Mir34a knockout accelerates the development of ADM and PanIN lesions from a young age. (A) Macroscopic view of the pancreas of Kras^G12D; Mir34a^Δ/Δ mice compared to Kras^G12D controls and haematoxylin eosin (HE) staining on whole slide and a 20 × zoomed in area, at 1 month of age.

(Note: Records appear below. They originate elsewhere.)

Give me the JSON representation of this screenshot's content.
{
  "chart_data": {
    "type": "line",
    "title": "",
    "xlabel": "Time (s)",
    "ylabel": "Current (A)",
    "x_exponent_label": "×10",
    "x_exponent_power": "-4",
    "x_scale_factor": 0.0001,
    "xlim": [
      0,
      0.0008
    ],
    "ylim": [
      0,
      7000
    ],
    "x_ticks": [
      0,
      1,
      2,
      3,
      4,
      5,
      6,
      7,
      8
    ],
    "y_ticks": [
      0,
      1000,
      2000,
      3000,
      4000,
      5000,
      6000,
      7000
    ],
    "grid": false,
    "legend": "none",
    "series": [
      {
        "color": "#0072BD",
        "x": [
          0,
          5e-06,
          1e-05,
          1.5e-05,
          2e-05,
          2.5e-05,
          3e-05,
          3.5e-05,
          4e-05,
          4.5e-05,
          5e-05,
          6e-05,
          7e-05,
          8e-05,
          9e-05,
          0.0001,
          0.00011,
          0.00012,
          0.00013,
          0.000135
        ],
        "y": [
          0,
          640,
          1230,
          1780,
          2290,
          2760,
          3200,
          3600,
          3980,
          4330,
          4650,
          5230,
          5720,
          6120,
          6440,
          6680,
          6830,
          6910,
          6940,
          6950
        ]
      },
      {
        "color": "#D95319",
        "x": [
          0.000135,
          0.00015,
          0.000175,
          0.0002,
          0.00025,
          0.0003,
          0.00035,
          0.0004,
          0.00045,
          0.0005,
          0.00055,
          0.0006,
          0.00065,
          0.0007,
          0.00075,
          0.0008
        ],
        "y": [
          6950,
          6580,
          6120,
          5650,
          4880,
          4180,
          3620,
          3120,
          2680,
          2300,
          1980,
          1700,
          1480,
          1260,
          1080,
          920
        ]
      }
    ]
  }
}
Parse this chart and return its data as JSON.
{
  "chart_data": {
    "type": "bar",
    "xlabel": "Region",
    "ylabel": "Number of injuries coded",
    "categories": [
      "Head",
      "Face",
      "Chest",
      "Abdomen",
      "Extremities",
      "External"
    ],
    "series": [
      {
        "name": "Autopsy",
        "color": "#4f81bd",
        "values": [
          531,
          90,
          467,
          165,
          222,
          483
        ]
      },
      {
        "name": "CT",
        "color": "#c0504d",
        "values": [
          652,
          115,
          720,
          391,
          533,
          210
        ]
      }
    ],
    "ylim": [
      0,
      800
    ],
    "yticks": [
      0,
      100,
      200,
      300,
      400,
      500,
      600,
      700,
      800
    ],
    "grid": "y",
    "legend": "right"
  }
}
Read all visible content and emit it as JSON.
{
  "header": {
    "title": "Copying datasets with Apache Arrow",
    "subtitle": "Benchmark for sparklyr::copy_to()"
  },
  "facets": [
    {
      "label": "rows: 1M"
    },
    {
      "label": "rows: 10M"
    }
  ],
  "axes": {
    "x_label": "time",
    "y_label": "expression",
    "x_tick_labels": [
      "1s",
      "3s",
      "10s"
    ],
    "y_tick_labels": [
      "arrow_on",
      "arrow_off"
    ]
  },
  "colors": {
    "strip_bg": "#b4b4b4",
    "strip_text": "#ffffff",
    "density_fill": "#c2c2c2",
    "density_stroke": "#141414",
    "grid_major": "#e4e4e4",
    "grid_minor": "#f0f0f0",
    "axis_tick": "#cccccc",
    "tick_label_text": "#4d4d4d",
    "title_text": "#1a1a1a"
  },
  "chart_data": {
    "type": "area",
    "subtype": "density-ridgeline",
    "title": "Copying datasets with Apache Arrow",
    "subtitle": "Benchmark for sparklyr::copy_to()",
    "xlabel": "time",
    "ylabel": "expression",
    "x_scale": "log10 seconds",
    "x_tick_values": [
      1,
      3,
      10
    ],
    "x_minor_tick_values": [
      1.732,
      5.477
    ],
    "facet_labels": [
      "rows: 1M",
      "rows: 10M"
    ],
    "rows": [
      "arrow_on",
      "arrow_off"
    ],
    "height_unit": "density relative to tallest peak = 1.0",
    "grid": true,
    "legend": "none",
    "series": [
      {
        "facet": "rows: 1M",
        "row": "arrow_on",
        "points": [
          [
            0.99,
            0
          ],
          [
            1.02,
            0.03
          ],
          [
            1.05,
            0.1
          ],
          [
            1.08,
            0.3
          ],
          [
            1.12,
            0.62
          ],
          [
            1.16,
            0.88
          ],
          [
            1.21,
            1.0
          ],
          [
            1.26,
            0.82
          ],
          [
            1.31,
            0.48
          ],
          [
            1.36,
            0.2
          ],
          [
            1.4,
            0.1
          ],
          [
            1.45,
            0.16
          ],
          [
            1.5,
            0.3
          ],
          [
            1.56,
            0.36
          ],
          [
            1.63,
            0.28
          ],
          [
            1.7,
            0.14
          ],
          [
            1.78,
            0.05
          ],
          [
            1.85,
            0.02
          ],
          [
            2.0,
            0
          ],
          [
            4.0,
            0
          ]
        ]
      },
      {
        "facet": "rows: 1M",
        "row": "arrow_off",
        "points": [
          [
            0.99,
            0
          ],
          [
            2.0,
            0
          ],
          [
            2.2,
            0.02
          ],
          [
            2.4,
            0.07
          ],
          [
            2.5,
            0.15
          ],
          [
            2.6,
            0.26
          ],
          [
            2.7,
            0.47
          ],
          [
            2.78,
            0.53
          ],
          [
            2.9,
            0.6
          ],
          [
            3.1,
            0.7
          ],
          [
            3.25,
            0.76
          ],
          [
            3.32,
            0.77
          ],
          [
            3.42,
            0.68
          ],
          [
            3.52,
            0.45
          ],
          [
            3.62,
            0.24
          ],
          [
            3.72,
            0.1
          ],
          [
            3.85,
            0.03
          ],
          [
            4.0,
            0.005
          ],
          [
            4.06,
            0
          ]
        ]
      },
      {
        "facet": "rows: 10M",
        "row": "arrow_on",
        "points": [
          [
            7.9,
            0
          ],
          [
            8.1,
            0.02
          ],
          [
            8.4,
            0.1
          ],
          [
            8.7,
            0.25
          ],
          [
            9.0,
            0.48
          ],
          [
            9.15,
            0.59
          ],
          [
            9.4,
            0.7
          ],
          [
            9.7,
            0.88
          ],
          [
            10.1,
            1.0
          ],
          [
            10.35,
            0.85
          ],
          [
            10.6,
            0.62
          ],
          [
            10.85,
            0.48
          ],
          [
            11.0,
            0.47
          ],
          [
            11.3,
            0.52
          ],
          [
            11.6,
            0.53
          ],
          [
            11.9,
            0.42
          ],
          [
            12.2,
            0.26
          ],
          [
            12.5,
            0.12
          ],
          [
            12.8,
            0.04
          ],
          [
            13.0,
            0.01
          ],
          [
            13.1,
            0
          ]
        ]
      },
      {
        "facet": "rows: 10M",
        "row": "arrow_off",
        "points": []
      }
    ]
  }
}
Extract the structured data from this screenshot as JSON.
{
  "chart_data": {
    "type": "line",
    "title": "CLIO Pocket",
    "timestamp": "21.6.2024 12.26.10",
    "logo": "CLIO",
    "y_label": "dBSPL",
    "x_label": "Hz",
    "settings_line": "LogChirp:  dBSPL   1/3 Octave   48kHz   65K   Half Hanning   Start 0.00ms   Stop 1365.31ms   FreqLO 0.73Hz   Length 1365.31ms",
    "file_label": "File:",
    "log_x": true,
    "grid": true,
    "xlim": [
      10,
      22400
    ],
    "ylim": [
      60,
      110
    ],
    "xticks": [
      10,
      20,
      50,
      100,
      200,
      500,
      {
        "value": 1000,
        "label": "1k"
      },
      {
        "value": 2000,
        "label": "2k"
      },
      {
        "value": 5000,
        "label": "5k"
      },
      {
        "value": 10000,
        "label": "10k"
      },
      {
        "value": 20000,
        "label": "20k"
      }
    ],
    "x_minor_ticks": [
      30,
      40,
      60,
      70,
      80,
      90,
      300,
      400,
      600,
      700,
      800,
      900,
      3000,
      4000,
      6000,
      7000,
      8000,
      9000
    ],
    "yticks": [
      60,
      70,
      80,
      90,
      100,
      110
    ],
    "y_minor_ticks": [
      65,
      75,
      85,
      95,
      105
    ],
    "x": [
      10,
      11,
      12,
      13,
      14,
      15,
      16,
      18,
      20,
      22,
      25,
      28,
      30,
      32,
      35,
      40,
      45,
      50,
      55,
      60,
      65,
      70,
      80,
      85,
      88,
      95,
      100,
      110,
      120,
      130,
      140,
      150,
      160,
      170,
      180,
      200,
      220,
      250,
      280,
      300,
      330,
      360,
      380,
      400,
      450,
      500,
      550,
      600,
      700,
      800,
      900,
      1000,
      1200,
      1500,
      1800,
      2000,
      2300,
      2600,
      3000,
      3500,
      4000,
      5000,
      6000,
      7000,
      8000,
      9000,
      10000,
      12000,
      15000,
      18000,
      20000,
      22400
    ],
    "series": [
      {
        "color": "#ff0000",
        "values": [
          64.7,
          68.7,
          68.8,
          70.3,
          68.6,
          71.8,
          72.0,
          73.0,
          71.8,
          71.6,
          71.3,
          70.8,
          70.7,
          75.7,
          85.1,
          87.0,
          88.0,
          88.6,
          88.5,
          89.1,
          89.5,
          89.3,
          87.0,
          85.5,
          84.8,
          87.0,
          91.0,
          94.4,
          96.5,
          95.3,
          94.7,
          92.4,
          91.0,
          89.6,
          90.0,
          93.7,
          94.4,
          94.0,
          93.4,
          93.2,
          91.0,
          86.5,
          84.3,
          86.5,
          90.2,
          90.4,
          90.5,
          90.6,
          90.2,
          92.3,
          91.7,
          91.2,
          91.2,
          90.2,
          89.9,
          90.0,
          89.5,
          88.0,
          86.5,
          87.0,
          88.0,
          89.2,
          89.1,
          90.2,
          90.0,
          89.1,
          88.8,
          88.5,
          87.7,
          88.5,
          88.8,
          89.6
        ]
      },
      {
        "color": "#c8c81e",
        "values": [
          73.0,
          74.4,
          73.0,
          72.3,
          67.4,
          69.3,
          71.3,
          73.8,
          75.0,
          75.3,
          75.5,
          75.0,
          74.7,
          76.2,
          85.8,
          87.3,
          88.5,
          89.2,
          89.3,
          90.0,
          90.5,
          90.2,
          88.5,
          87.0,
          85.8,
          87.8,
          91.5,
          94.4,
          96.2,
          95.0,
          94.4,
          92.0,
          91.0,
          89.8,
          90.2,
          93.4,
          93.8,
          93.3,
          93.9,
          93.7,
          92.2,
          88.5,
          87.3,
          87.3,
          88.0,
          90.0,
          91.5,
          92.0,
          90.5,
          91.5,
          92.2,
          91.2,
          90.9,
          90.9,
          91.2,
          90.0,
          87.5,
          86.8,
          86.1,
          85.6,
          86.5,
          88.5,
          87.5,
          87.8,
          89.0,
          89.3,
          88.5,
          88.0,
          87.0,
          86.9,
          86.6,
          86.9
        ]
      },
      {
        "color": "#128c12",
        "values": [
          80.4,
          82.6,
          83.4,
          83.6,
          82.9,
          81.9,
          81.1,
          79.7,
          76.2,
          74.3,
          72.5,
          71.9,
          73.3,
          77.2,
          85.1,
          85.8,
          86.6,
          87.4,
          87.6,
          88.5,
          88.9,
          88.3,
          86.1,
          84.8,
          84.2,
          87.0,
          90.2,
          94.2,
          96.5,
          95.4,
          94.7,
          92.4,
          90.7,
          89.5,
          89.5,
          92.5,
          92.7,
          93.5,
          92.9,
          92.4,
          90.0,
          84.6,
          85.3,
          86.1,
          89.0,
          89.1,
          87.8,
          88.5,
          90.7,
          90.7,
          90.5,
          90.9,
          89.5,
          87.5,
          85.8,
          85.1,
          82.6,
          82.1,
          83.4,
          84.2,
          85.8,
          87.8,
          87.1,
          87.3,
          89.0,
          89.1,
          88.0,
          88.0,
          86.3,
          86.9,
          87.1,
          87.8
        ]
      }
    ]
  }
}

Scale bar 50 µm. (B) Quantification of the amount of pancreatic tissue remodelled (with ADM and PanIN lesions), expressed as percentage, in Kras^G12D; Mir34a^Δ/Δ mice compared to Kras^G12D controls at 1 month of age (N ≥ 3 per group). (C) Macroscopic picture and HE staining of the pancreas from Kras^G12D; Mir34a^Δ/Δ mice compared to Kras^G12D controls at 3 months of age. Scale bar 50 µm. (D) Quantification of the area of pancreatic tissue remodelled shown in percentage, in Kras^G12D; Mir34a^Δ/Δ mice compared to Kras^G12D controls at 3 months of age (N ≥ 7 per group). (E) Quantification of the amount of ADM and PanIN lesions per high power field (HPF) in Kras^G12D; Mir34a^Δ/Δ mice compared to Kras^G12D controls (N ≥ 7 per group).